Mr. Stevenson, who also heads Parliament’s Delegation for Relations with Iraq, warned that the Iranians already are exerting strong influence over the Iraqi government.

“The mullahs already almost control neighboring Iraq, and they are seeking regional dominance, and for a suppressive regime of this nature, acquiring nuclear weapons would be an absolute tragedy,” he said at a news conference last week with two fellow conservative members of Parliament.

“That’s why we have to deal with this regime in the toughest manner possible, with sanctions, with encouraging people to rise up and throw out the corrupt, evil mullahs. This is a regime where people guilty of murder, rape, torture and corruption are promoted. And these are the kind of people our delegation will go to meet.
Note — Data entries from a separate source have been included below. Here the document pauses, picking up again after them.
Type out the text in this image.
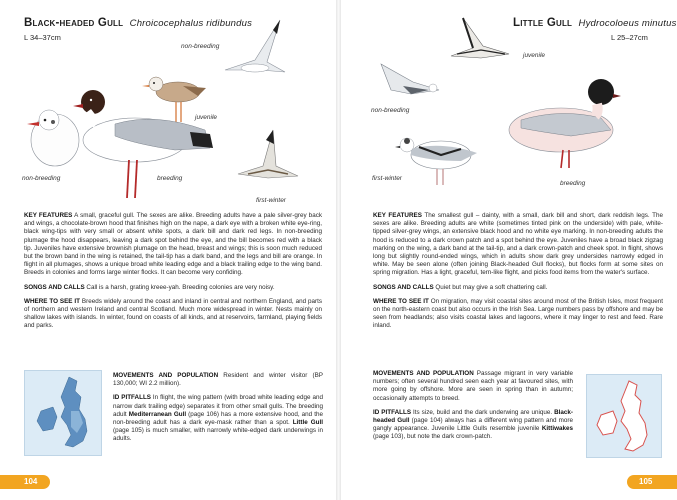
Black-headed Gull Chroicocephalus ridibundus
L 34–37cm
non-breeding
juvenile
non-breeding	breeding
first-winter

KEY FEATURES A small, graceful gull. The sexes are alike. Breeding adults have a pale silver-grey back and wings, a chocolate-brown hood that finishes high on the nape, a dark eye with a broken white eye-ring, black wing-tips with very small or absent white spots, a dark bill and dark red legs. In non-breeding plumage the hood disappears, leaving a dark spot behind the eye, and the bill becomes red with a black tip. Juveniles have extensive brownish plumage on the head, breast and wings; this is soon much reduced but the brown band in the wing is retained, the tail-tip has a dark band, and the legs and bill are orange. In flight in all plumages, shows a unique broad white leading edge and a black trailing edge to the wing band. Breeds in colonies and forms large winter flocks. It can become very confiding.

SONGS AND CALLS Call is a harsh, grating kreee-yah. Breeding colonies are very noisy.

WHERE TO SEE IT Breeds widely around the coast and inland in central and northern England, and parts of northern and western Ireland and central Scotland. Much more widespread in winter. Nests mainly on shallow lakes with islands. In winter, found on coasts of all kinds, and at reservoirs, farmland, playing fields and parks.

MOVEMENTS AND POPULATION Resident and winter visitor (BP 130,000; WI 2.2 million).

ID PITFALLS In flight, the wing pattern (with broad white leading edge and narrow dark trailing edge) separates it from other small gulls. The breeding adult Mediterranean Gull (page 106) has a more extensive hood, and the non-breeding adult has a dark eye-mask rather than a spot. Little Gull (page 105) is much smaller, with narrowly white-edged dark underwings in adults.

104
Little Gull Hydrocoloeus minutus
L 25–27cm
juvenile
non-breeding
first-winter
breeding

KEY FEATURES The smallest gull – dainty, with a small, dark bill and short, dark reddish legs. The sexes are alike. Breeding adults are white (sometimes tinted pink on the underside) with pale, white-tipped silver-grey wings, an extensive black hood and no white eye marking. In non-breeding adults the hood is reduced to a dark crown patch and a spot behind the eye. Juveniles have a broad black zigzag marking on the wing, a dark band at the tail-tip, and a dark crown-patch and cheek spot. In flight, shows long but slightly round-ended wings, which in adults show dark grey undersides narrowly edged in white. May be seen alone (often joining Black-headed Gull flocks), but flocks form at some sites on spring migration. Has a light, graceful, tern-like flight, and picks food items from the water's surface.

SONGS AND CALLS Quiet but may give a soft chattering call.

WHERE TO SEE IT On migration, may visit coastal sites around most of the British Isles, most frequent on the north-eastern coast but also occurs in the Irish Sea. Large numbers pass by offshore and may be seen from headlands; also visits coastal lakes and lagoons, where it may linger to rest and feed. Rare inland.

MOVEMENTS AND POPULATION Passage migrant in very variable numbers; often several hundred seen each year at favoured sites, with more going by offshore. More are seen in spring than in autumn; occasionally attempts to breed.

ID PITFALLS Its size, build and the dark underwing are unique. Black-headed Gull (page 104) always has a different wing pattern and more gangly appearance. Juvenile Little Gulls resemble juvenile Kittiwakes (page 103), but note the dark crown-patch.

105
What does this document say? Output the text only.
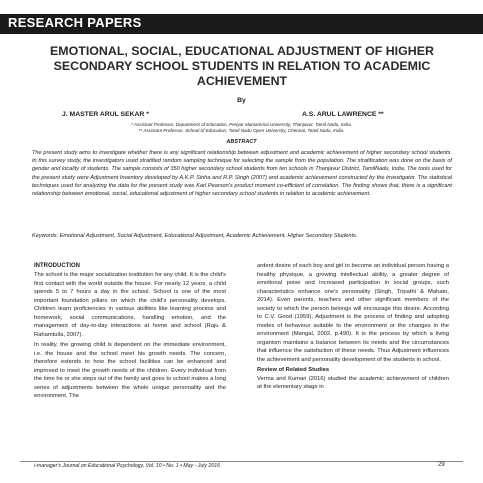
RESEARCH PAPERS
EMOTIONAL, SOCIAL, EDUCATIONAL ADJUSTMENT OF HIGHER SECONDARY SCHOOL STUDENTS IN RELATION TO ACADEMIC ACHIEVEMENT
By
J. MASTER ARUL SEKAR *	A.S. ARUL LAWRENCE **
* Assistant Professor, Department of Education, Periyar Maniammai University, Thanjavur, Tamil Nadu, India.
** Assistant Professor, School of Education, Tamil Nadu Open University, Chennai, Tamil Nadu, India.
ABSTRACT
The present study aims to investigate whether there is any significant relationship between adjustment and academic achievement of higher secondary school students. In this survey study, the investigators used stratified random sampling technique for selecting the sample from the population. The stratification was done on the basis of gender and locality of students. The sample consists of 350 higher secondary school students from ten schools in Thanjavur District, TamilNadu, India. The tools used for the present study were Adjustment Inventory developed by A.K.P. Sinha and R.P. Singh (2007) and academic achievement constructed by the investigator. The statistical techniques used for analyzing the data for the present study was Karl Pearson's product moment co-efficient of correlation. The finding shows that, there is a significant relationship between emotional, social, educational adjustment of higher secondary school students in relation to academic achievement.
Keywords: Emotional Adjustment, Social Adjustment, Educational Adjustment, Academic Achievement, Higher Secondary Students.
INTRODUCTION

The school is the major socialization institution for any child. It is the child's first contact with the world outside the house. For nearly 12 years, a child spends 5 to 7 hours a day in the school. School is one of the most important foundation pillars on which the child's personality develops. Children learn proficiencies in various abilities like learning process and homework, social communications, handling emotion, and the management of day-to-day interactions at home and school (Raju & Rahamtulla, 2007).

In reality, the growing child is dependent on the immediate environment, i.e. the house and the school meet his growth needs. The concern, therefore extends to how the school facilities can be enhanced and improved to meet the growth needs of the children. Every individual from the time he or she steps out of the family and goes to school makes a long series of adjustments between the whole unique personality and the environment. The

ardent desire of each boy and girl to become an individual person having a healthy physique, a growing intellectual ability, a greater degree of emotional poise and increased participation in social groups, such characteristics enhance one's personality (Singh, Tripathi & Mahato, 2014). Even parents, teachers and other significant members of the society to which the person belongs will encourage this desire. According to C.V. Good (1959), Adjustment is the process of finding and adopting modes of behaviour suitable to the environment or the changes in the environment (Mangal, 2002, p.490). It is the process by which a living organism maintains a balance between its needs and the circumstances that influence the satisfaction of these needs. Thus Adjustment influences the achievement and personality development of the students in school.

Review of Related Studies

Verma and Kumari (2016) studied the academic achievement of children at the elementary stage in

i-manager's Journal on Educational Psychology, Vol. 10 • No. 1 • May - July 2016	29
It is a tragedy and something that will be exploited ruthlessly by the mullahs for propaganda purposes,” he said.

Alejo Vidal-Quadras of Spain, a vice president of the European Parliament, warned that the delegation will send “mixed messages” with its trip, especially after the European Union last week imposed tougher sanctions on Iran.

“Whatever good intentions our colleagues may have, such visits would give credit to the mullahs and is completely for the benefit of the Iranian regime to justify the repression, violation of human rights and export of fundamentalism and terrorism,” he said.

Tunne Kelam of Estonia added that the trip comes as two Iranian dissidents are among those nominated to receive a major European human rights award.

Nasrin Sotoudeh, an imprisoned Iranian human rights lawyer, and Jafar Panahi, a dissident film director, are among the finalists to received the Sakharov Prize for Freedom of Thought.

The winner of the award is expected to be announced Friday, the day before the delegation is scheduled to arrive in Iran.

Ms. Cronberg, chairwoman of Parliament’s Delegation for Relations with Iran, announced in July that European legislators were planning a trip to Iran to meet with the Iranian parliament’s Friendship Group.

“This visit will provide the first opportunity for dialogue between the two delegations for over three years and should be regarded as a bridge-building exercise,” she said.

Iranians last met with European lawmakers in Brussels in 2008.

Ms. Cronberg added that the Europeans will try to press the Iranians on “issues such as human rights, nuclear negotiations and drug trafficking,” according to notes from the July meeting of the Delegation for Relations with Iran.

The Tehran Times newspaper last week reported that the visitors will include 15 members of the European Parliament, and that Kazem Jalali, a member of the Iranian parliament, will lead Iran’s delegation.